Our culture is a scientific one, defining what is natural and what is rational. Its values can be seen in what are sought out as facts and made as artefacts, what are designed as processes and products, and what are forged as weapons and filmed as wonders. In our daily experience, power is exercised through expertise, e.g. in science, technology and medicine. Science as Culture explores how all these shape the values which contend for influence over the wider society.
Science mediates our cultural experience. It increasingly defines what it is to be a person, through genetics, medicine and information technology. Its values get embodied and naturalized in concepts, techniques, research priorities, gadgets and advertising. Many films, artworks and novels express popular concerns about these developments.
In a society where icons of progress are drawn from science, technology and medicine, they are either celebrated or demonised. Often their progress is feared as ’unnatural’, while their critics are labelled ’irrational’. Public concerns are rebuffed by ostensibly value-neutral experts and positivist polemics.
Yet the culture of science is open to study like any other culture. Cultural studies analyses the role of expertise throughout society. Many journals address the history, philosophy and social studies of science, its popularisation, and the public understanding of society.

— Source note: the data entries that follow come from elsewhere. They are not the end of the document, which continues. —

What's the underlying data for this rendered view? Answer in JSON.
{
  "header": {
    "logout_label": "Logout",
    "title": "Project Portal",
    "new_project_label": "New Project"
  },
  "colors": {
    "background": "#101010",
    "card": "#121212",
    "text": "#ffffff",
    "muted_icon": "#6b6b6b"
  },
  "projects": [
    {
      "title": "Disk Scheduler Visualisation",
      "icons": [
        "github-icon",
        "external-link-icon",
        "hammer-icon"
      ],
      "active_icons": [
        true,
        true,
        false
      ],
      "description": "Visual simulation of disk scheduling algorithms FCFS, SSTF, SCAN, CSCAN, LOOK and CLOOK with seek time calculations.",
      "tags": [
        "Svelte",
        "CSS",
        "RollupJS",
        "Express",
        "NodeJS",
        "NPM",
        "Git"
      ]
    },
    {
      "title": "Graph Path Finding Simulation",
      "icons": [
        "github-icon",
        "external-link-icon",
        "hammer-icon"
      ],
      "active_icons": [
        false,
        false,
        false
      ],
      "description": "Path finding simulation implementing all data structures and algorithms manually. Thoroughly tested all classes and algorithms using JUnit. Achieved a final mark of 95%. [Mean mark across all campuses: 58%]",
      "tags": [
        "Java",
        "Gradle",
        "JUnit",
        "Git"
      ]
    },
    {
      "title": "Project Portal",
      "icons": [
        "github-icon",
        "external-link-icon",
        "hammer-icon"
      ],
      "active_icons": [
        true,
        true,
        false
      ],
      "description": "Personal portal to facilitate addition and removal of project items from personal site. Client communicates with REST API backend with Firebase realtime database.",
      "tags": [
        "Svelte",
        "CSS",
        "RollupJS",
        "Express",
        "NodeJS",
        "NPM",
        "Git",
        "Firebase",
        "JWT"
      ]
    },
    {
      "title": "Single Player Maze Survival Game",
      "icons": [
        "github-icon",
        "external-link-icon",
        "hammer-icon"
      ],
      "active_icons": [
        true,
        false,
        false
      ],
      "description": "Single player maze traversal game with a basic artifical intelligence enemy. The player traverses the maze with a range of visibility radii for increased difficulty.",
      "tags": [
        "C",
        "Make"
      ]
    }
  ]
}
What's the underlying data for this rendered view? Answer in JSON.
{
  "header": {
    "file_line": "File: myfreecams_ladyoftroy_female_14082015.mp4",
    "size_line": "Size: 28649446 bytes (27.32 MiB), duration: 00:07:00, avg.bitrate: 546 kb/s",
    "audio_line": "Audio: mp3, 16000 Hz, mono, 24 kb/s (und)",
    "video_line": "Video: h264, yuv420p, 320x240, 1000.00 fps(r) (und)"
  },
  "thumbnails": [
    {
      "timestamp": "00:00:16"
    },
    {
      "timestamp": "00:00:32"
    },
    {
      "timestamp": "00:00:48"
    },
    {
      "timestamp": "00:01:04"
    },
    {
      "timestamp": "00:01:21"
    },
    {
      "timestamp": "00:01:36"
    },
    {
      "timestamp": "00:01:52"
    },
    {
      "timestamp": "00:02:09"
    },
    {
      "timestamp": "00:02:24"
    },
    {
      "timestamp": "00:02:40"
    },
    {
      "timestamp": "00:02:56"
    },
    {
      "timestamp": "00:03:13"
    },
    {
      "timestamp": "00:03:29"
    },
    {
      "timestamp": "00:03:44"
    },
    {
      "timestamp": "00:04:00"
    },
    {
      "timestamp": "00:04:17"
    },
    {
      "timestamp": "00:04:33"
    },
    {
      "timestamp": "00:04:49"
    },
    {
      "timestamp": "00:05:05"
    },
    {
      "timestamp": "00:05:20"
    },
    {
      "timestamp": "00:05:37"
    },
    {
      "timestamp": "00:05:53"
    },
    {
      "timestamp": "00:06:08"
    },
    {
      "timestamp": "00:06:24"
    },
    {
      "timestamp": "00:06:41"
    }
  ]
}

Amidst these journals, Science as Culture is ’the only source of critique of the way science is going’, as one of our readers put it. Not simply criticism, critique analyses the underlying frameworks, assumptions and terms of reference. It emphasizes the fundamental role of values, interests, ideology and purposes -- which would otherwise remain hidden in the guise of neutrality and objectivity. Science as Culture places science within the wider debate on the values which constitute culture; it is not the journal for a particular academic discipline.